Genietto. E lì la signora Balotelli si è messa a piangere. “Lacrime di gioia e di commozione. Sapevo quanto Mario ci tenesse a dimostrare il suo valore. Me lo ha detto spesso: “Mamma, non sono uno spaccone. Ma sento di avere dentro qualcosa di speciale”. Chiamatelo talento, genietto. Anche noi ce ne siamo accorti fin da piccolo, quando faceva le gare con i compagni, che Mario aveva qualcosa in più”. Non riuscire a tirare fuori quel ‘qualcosa di speciale’, dopo tante attese, tante critiche, tanto scetticismo, stava diventando una tortura. “Quando si sente in difficoltà, discusso o tradito, Mario reagisce chiudendosi a riccio. Si isola dagli altri. È successo prima dell’Irlanda. Faticavamo a parlargli, a ricevere risposte ai messaggi. Per questo ho pianto di gioia. Perché quei due gol in una partita così bella e importante, lo hanno liberato, è uscito il talento, il genietto. È riuscito a dimostrare ciò che voleva, finalmente”. Mario era un vascello che navigava da anni con un carico esplosivo di potenzialità. Giovedì, al momento giusto, le polveri hanno preso fuoco in modo spettacolare e tutto il mondo ha capito chi è Mario Balotelli, capocannoniere dell‘Europeo. Il suo busto statuario e il suo nome, avvolto da aggettivi esaltanti, hanno fatto il giro del mondo. L’ex bambino che rifiutava il cioccolato nero per ragioni nascoste nell’inconscio, oggi è un ragazzo felice, acclamato in tutte le piazze d’Italia.

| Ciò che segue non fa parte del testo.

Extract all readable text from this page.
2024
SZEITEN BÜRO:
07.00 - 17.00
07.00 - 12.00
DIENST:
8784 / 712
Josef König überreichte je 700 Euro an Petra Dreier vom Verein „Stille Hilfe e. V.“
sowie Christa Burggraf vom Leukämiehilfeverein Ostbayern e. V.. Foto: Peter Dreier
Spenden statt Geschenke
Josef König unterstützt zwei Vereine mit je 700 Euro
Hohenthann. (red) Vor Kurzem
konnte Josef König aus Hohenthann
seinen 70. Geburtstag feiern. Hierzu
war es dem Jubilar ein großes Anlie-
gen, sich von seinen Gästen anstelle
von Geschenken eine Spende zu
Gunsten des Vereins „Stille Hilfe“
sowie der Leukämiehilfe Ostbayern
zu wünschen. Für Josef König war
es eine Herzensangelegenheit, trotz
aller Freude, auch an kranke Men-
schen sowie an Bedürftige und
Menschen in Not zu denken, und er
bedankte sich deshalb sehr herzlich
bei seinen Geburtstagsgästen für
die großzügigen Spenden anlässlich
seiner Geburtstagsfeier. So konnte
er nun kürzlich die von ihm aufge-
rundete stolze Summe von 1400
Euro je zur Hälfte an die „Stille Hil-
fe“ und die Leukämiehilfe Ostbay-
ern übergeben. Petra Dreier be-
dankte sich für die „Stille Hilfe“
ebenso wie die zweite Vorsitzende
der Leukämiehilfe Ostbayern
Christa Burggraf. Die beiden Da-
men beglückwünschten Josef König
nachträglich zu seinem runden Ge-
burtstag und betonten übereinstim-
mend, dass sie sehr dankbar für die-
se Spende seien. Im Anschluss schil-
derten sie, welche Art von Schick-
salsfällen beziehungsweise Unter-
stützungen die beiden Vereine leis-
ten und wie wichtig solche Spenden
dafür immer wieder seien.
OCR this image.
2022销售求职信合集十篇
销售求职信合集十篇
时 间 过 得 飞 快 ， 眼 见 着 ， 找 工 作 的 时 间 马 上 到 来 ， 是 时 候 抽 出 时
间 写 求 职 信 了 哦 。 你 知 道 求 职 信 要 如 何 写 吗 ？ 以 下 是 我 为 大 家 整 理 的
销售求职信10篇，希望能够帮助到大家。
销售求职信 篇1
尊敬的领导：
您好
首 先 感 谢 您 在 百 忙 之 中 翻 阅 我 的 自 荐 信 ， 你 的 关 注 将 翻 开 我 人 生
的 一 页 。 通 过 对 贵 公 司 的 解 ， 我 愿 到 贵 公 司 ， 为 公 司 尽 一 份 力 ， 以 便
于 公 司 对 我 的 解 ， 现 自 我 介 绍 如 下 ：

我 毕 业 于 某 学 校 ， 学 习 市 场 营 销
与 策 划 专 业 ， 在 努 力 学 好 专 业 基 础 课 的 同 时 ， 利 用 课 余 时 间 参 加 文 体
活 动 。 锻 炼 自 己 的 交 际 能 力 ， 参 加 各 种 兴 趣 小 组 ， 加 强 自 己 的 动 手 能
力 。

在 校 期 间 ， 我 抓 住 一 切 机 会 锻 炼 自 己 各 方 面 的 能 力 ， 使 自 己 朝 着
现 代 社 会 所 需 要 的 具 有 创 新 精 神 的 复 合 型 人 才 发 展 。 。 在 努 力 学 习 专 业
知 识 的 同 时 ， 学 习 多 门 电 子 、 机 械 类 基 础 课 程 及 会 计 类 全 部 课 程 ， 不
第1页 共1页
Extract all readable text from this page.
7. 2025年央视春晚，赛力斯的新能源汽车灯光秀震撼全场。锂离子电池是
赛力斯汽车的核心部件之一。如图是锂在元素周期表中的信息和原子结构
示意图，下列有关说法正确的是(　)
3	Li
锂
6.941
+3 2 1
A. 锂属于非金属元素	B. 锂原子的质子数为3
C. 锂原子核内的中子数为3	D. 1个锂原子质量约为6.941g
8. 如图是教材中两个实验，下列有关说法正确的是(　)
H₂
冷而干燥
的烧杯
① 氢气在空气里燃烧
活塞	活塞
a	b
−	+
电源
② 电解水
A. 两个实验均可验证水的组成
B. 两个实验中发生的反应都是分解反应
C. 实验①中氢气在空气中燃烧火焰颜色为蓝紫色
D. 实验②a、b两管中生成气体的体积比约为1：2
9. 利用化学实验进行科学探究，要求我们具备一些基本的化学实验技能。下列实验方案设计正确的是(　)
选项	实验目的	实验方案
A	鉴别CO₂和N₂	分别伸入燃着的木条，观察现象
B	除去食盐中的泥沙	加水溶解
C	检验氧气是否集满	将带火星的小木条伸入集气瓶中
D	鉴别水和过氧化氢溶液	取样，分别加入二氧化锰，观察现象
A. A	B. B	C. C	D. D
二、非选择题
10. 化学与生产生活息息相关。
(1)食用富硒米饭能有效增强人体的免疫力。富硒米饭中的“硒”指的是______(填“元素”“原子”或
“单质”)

Prandelli. “Però non mi è piaciuto quando si è tolto la maglia. I giocatori dovrebbero sempre tenersela addosso, per questione di rispetto. Io mi sono spaventata perché pensavo che la seconda ammonizione gli avrebbe fatto saltare la finale. Poi mio figlio Giovanni mi ha spiegato la nuova regola. Mi sono spaventata anche quando si è fatto male. Giovanni, che ha giocato a calcio, mi ha tranquillizzato ancora: “Solo crampi, mamma. Era ora che uscisse con i crampi… Oggi Mario ha corso anche per gli altri. Ha fatto un partitone”. Prandelli è una brava persona, ha insegnato tante cose importanti a Mario, per questo oggi (ieri, ndr) al telefono gli ho detto grazie. A fine partita, ho lasciato il mio posto in tribuna e mi sono avvicinata al campo. C’era un muro di ragazzi davanti, ho dovuto lottare per farmi largo. Mario mi ha abbracciato e si è messo a piangere. Difficile che Mario pianga. L’ultima volta forse per Mourinho. Difficile anche che mi abbracci così davanti a tutti. Come tutti i ragazzi, di solito si vergogna. Ma era troppo felice. Si è giustificato per la maglia tolta: “Ero stufo di farmi criticare perché non esulto. Così mi sono inventato qualcosa”. Nell’orecchio mi ha chiesto il regalo: portare papà a Kiev. Nella notte sono rientrata in Italia. Domenica saremo a Kiev tutti insieme: Franco, i nostri figli, Giovanni, Corrado, Cristina“. E un po’ di cioccolato bianco.